White House Says It Won’t Cooperate With Impeachment Inquiry Citing ‘Lasting Institutional Harm’

The White House on Tuesday wrote a letter to House Speaker Nancy Pelosi and the chairmen of three Democratic committees informing House Democrats that the Trump administration does not intend to cooperate with the “unconstitutional” impeachment inquiry against President Trump.

“You have designed and implemented your inquiry in a manner that violates fundamental fairness and constitutionally mandated due process,” White House counsel Pat Cipollone wrote in the eight-page letter.

The White House lawyer launched a slew of accusations at Democrats, saying they have violated due process by denying Trump access to witnesses for cross-examining and the right to have counsel present and have withheld evidence and transcripts of testimony from the executive branch.

“Given that your inquiry lacks any legitimate constitutional foundation, any pretense of fairness, or even the most elementary due process protections, the Executive Branch cannot be expected to participate in it,” Cipollone wrote. “Because participating in this inquiry under the current unconstitutional posture would inflict lasting institutional harm on the Executive Branch and lasting damage to the separation of powers, you have left the President no choice.”

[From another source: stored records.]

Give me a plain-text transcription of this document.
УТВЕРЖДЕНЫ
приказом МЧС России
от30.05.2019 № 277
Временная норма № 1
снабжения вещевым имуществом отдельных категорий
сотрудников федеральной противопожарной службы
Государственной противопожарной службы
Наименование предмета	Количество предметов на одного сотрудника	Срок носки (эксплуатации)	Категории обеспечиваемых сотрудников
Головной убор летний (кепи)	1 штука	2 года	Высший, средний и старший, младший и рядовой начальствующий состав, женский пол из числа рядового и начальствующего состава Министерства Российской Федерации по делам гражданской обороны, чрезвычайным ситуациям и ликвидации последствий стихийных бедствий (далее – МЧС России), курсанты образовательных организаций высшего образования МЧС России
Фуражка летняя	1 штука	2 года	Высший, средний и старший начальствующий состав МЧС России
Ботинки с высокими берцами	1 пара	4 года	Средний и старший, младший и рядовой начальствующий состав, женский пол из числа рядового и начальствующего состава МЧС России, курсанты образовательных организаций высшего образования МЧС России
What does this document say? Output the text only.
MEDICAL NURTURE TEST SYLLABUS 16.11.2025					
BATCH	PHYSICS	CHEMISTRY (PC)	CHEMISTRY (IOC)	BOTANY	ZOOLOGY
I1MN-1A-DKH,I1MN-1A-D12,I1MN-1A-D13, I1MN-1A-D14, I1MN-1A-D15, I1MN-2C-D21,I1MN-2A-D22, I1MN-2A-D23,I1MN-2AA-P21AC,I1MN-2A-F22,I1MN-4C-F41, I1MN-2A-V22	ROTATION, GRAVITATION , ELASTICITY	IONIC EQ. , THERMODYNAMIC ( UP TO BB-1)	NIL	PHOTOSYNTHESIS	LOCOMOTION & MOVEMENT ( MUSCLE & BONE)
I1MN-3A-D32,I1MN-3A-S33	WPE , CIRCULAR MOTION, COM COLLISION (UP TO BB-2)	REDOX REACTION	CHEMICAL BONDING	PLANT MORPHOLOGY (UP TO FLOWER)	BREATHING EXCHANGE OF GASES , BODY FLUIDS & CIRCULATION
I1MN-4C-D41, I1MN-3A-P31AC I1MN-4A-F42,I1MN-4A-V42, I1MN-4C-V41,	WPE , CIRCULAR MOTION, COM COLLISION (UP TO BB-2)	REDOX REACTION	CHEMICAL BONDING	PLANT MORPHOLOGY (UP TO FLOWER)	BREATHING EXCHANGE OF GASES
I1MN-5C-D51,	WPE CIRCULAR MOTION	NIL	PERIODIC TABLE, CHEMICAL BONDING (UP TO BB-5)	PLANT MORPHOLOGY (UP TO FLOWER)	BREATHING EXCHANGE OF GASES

The president also “cannot permit” the rest of his administration to participate in such a “partisan inquiry,” Cipollone said.

Democrats have also violated the separation of powers and led the country in an “unprecedented” and “dangerous” direction, Cipollone charged, by attempting to use impeachment to overturn the results of the 2016 election.

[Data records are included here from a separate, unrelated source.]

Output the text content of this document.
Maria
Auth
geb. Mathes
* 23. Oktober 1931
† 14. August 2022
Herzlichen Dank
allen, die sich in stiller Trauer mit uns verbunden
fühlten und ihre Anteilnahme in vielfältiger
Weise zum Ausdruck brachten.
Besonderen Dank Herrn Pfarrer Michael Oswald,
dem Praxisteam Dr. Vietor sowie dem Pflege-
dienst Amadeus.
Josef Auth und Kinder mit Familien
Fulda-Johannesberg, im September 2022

The letter comes the same day Trump blocked Gordon Sondland, the U.S. European Union ambassador and a key witness in the impeachment probe, from testifying behind closed doors to the House Intelligence Committee, riling Democratic lawmakers.

Trump has been criticized by both sides of the aisle over his July phone call with Ukrainian president Volodymyr Zelensky, during which Trump asked Zelensky to help his administration investigate allegations that the former vice president used his position to help a Ukrainian natural-gas company avoid a corruption probe soon after his son was appointed to its board of directors.

House Speaker Nancy Pelosi last month announced the opening of a formal impeachment inquiry into allegations that President Trump withheld Ukrainian military aid unless Ukraine investigated Biden.